Sara Tongiani

Panel 3E Cinematic Transcodifications/2
Session 3 – July 2, 11:00 – 13:00

The Trans-medial Perspective of Metamorphosis

Based on a principle of instability, metamorphosis embodies (through time, space, and culture) the manifold becoming of shapes, figures, bodies, identities, and conditions. Throughout the ages, metamorphosis has been the exclusive preserve of literature, theatre, paintings, sculptures and prints. Indeed, metamorphosis represents a traditional figure within the visual framework: it is both a process and a medium in which the becoming and the transmigration are reflected. Regarded as figure, theme, and discourse, metamorphosis also bears elements, characteristics, and patterns of a “narrative structure”. All those recognizable parts incessantly migrate and transmigrate from one artistic medium to another, e.g. from literature to photography and cinema. Since the advent of cinema, metamorphosis has become a paradigmatic figure of the visual and media frameworks, marked by moving images. It can be argued that cinema, defined as “movement form” (Deleuze 2001), and more specifically as “temporal form” (Merleau-Ponty 1964), appears naturally devoted to host and reproduce the becoming of metamorphosis. The protean nature of contemporary images is especially emphasized by this kind of “magical manipulation” (Flusser 2011), which also contributes to define the contemporary “quick change” culture (Sobchack 2000) and the “soft” visual landscape (Hoelzl, Marie 2015).

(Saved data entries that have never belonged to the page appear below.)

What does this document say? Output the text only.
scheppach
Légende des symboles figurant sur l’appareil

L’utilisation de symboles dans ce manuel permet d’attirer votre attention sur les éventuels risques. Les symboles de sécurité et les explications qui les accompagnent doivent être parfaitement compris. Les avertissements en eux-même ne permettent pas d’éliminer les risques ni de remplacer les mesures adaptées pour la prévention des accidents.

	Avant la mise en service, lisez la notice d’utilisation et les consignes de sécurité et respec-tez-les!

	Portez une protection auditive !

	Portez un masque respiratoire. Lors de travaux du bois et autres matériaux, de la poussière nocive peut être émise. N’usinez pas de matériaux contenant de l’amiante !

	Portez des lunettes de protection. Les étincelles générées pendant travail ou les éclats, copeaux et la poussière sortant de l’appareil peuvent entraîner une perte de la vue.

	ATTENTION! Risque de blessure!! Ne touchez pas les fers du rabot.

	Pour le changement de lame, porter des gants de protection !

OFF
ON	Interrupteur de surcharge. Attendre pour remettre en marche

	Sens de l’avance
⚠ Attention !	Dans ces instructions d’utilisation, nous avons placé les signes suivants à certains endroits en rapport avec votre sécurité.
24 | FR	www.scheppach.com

Exploring the condition of “being in between”, this paper aims to retrace some recurrent aspects which define metamorphosis, such as the relationship and the opposition between stillness and motion, visible and invisible, alive and dead, organic and inorganic, human and animal. Among the main metamorphic themes and motifs, the “becoming animal” has been over the centuries one of the most recurrent and influential in literature, cinema and arts. This paper will analyze some narrative and visual figures, and attempt to shed light both on the transmigration and on the media transcodification made by animal metamorphosis. The case studies exemplify the multiform variant of the same narration through different media and technics: from cinematographic morphing (The Wolf man, G. Wagger, 1941), to images manipulation (Matthew Barney, Daniel Lee), and mobile filters (Instagram). In terms of method and approach, employing critical perspectives of theory of literature which cross cinema and visual studies, this paper focuses on the re-mediation of narrative and visual figures. At the same time, we will take into account a few philosophical theories upon the “becoming animal” developed by Jacques Derrida, Giorgio Agamben, Gilles Deleuze, Félix Guattari, and Roberto Marchesini.

Bio

Sara Tongiani (PhD in Comparative Literature at the University of Turin, and PhD in Digital Humanities at the University of Genoa) is a post-doc researcher at the University of Udine. She has been a contract professor in Film Criticism and Production at the University of Genoa, where she has recently organized national and international conferences such as The Postmodern Condition: Forty Years Later (2019), Contemporary Images (2019), Technophobia and Technophilia (2018). Her lates essays inlcude: Virgil Widrich, Marco Brambilla e la necessità di ri-animare il corpo del cinema (“La Valle dell’Eden”, 34, 2019, pp.65-72); Adam Zagajewski: nel segno dell’esilio (“Ticontre. Teoria Testo Traduzione”, IX, 2018, pp. 2017-219); Westworld, dove la finzione è reale (Il realismo nelle arti, a cura di P. Montani, “Costellazioni”, 4, 2017, pp. 129-145).